Tuesday, 25 May 2010, 16:00 Large Operon

Martin W. Bauer, London School of Economics

The Cultural Authority of Science across Europe and Beyond

Abstract

Eurobarometer surveys, the survey instrument of the EC in Brussels, has been asking questions pertaining to public sentiments regarding science and technology in 1989, 1992, 2001, and 2005. A series of four related EB surveys have recently been integrated into a single database (N> 60,000 observations and 60 variables). This corpus of observations constitutes a unique longitudinal and comparative database to study for the dynamics of the culture authority of science across Europe EU-12 and EU-28. Comparable questions include items on knowledge of, interest and confidence in, and attitudes toward science as a social institution.

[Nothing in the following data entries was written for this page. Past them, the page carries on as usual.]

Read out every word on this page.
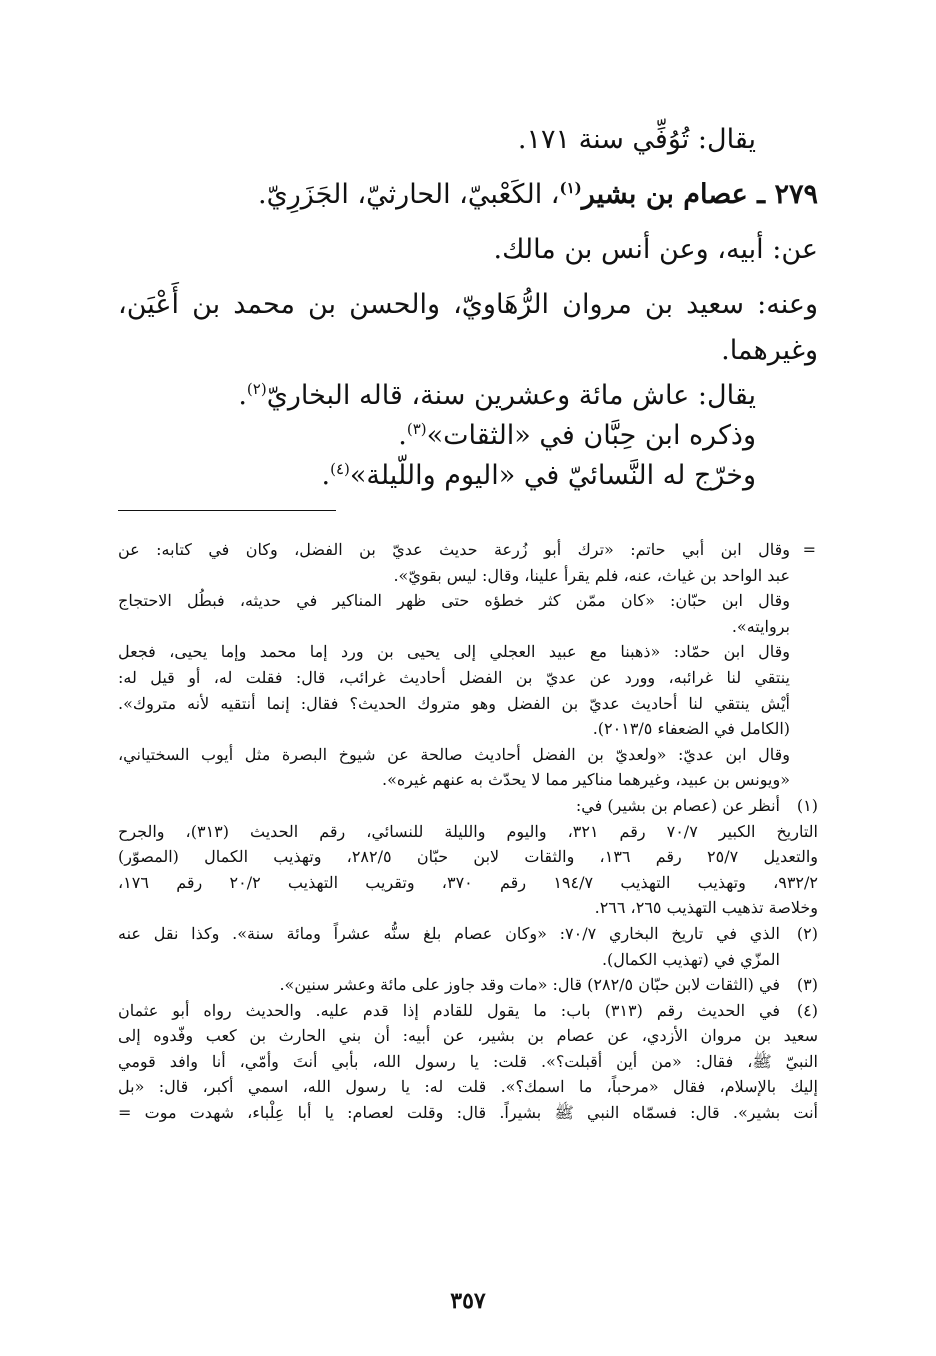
يقال: تُوُفِّي سنة ١٧١.

٢٧٩ ـ عصام بن بشير$^{(١)}$، الكَعْبيّ، الحارثيّ، الجَزَرِيّ.

عن: أبيه، وعن أنس بن مالك.

وعنه: سعيد بن مروان الرُّهَاويّ، والحسن بن محمد بن أَعْيَن،

وغيرهما.

يقال: عاش مائة وعشرين سنة، قاله البخاريّ$^{(٢)}$.

وذكره ابن حِبَّان في «الثقات»$^{(٣)}$.

وخرّج له النَّسائيّ في «اليوم واللّيلة»$^{(٤)}$.

=
وقال ابن أبي حاتم: «ترك أبو زُرعة حديث عديّ بن الفضل، وكان في كتابه: عن
عبد الواحد بن غياث، عنه، فلم يقرأ علينا، وقال: ليس بقويّ».
وقال ابن حبّان: «كان ممّن كثر خطؤه حتى ظهر المناكير في حديثه، فبطُل الاحتجاج
بروايته».
وقال ابن حمّاد: «ذهبنا مع عبيد العجلي إلى يحيى بن ورد إما محمد وإما يحيى، فجعل
ينتقي لنا غرائبه، وورد عن عديّ بن الفضل أحاديث غرائب، قال: فقلت له، أو قيل له:
أيْش ينتقي لنا أحاديث عديّ بن الفضل وهو متروك الحديث؟ فقال: إنما أنتقيه لأنه متروك».
(الكامل في الضعفاء ٢٠١٣/٥).
وقال ابن عديّ: «ولعديّ بن الفضل أحاديث صالحة عن شيوخ البصرة مثل أيوب السختياني،
«ويونس بن عبيد، وغيرهما مناكير مما لا يحدّث به عنهم غيره».
(١)
أنظر عن (عصام بن بشير) في:
التاريخ الكبير ٧٠/٧ رقم ٣٢١، واليوم والليلة للنسائي، رقم الحديث (٣١٣)، والجرح
والتعديل ٢٥/٧ رقم ١٣٦، والثقات لابن حبّان ٢٨٢/٥، وتهذيب الكمال (المصوّر)
٩٣٢/٢، وتهذيب التهذيب ١٩٤/٧ رقم ٣٧٠، وتقريب التهذيب ٢٠/٢ رقم ١٧٦،
وخلاصة تذهيب التهذيب ٢٦٥، ٢٦٦.
(٢)
الذي في تاريخ البخاري ٧٠/٧: «وكان عصام بلغ سنُّه عشراً ومائة سنة». وكذا نقل عنه
المزّي في (تهذيب الكمال).
(٣)
في (الثقات لابن حبّان ٢٨٢/٥) قال: «مات وقد جاوز على مائة وعشر سنين».
(٤)
في الحديث رقم (٣١٣) باب: ما يقول للقادم إذا قدم عليه. والحديث رواه أبو عثمان
سعيد بن مروان الأزدي، عن عصام بن بشير، عن أبيه: أن بني الحارث بن كعب وفّدوه إلى
النبيّ ﷺ، فقال: «من أين أقبلت؟». قلت: يا رسول الله، بأبي أنتَ وأمّي، أنا وافد قومي
إليك بالإسلام، فقال «مرحباً، ما اسمك؟». قلت له: يا رسول الله، اسمي أكبر، قال: «بل
أنت بشير». قال: فسمّاه النبي ﷺ بشيراً. قال: وقلت لعصام: يا أبا عِلْباء، شهدت موت =
٣٥٧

In this talk I compare stabilities and changes over time relevant to some of these general indicators, and situate the trajectory within the wider context of a quest for Global Cultural Indicators for science. One of the key opportunities of this analysis will be to disentangle the effects of significant historical periods and of generational cohorts on the cultural authority of science in the different countries. While, surveys are only one stone in the puzzle of scientific culture, these patterns of results offer a complex explanandum that calls for further historical and sociological investigations.  

Short biography

Martin W. Bauer is Professor of Social Psychology at the LSE Institute of Social Psychology; currently Head of the LSE Methodology Institute and Editor of Public Understanding of Science. He researchers the societal conversation of science in a comparative perspective and assesses the cultural authority of science in society. He is currently engaged in developing cultural indicators of science in a global perspective. Forthcoming publications are Atoms, Bytes and Genes - Public Resistance and Techno-Scientific Responses, New York, Routledge (for 2011) and The Culture of Science - how does the public relate to science across the globe? New York, Routledge (in preparation with Nick Allum and Rajesh Shukla).